Leitch also held the Government accountable and said it should reverse the 2016 decision to make the Super Fund and ACC buy 45 per cent of Kiwibank and shareholding should instead be taken up by the Reserve Bank.
According to Quotable Value (QV) Operations, a flood of recent new listings had helped to dampen home value growth somewhat but had failed to stop it altogether.
QV operations manager Paul McCorry said it was fair to say 2021 had been a pretty unusual year for the property market and never in recent times had there been so much external intervention in a housing market.

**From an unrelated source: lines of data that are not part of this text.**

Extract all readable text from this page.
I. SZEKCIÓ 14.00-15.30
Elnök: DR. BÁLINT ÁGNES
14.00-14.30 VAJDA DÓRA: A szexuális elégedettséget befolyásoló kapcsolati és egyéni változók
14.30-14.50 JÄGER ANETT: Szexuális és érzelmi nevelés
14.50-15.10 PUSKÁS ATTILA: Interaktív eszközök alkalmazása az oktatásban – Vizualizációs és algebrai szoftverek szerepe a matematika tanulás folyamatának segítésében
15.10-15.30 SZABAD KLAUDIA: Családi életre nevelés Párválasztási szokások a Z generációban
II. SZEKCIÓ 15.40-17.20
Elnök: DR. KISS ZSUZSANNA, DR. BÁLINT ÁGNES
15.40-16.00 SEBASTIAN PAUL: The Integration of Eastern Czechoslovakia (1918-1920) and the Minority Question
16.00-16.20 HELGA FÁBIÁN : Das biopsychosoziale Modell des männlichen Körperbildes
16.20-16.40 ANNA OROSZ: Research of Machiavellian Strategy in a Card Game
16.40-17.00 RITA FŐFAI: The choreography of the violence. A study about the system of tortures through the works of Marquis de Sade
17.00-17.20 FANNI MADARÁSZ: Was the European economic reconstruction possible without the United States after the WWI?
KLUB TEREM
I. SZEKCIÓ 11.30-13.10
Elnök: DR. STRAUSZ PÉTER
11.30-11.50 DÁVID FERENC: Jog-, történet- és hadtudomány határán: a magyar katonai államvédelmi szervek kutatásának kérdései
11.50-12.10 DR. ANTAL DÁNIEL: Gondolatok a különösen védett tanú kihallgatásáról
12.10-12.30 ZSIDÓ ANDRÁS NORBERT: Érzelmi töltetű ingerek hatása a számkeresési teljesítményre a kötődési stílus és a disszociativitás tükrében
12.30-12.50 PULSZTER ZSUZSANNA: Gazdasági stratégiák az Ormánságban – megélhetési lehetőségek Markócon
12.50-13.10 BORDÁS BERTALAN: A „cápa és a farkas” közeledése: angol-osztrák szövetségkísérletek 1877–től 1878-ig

He said it was also extraordinary that in the midst of a global pandemic, the market had grown by a record 28.4 per cent nationally.
"It became pretty clear towards the end of the year this level of growth was not going to continue indefinitely as we started to see a decline in the quarterly rate of growth," McCorry said.
"The most likely lever to reduce this rate going forward is to increase the Official Cash Rate (OCR), which in turn increases interest rates banks will offer to prospective homeowners."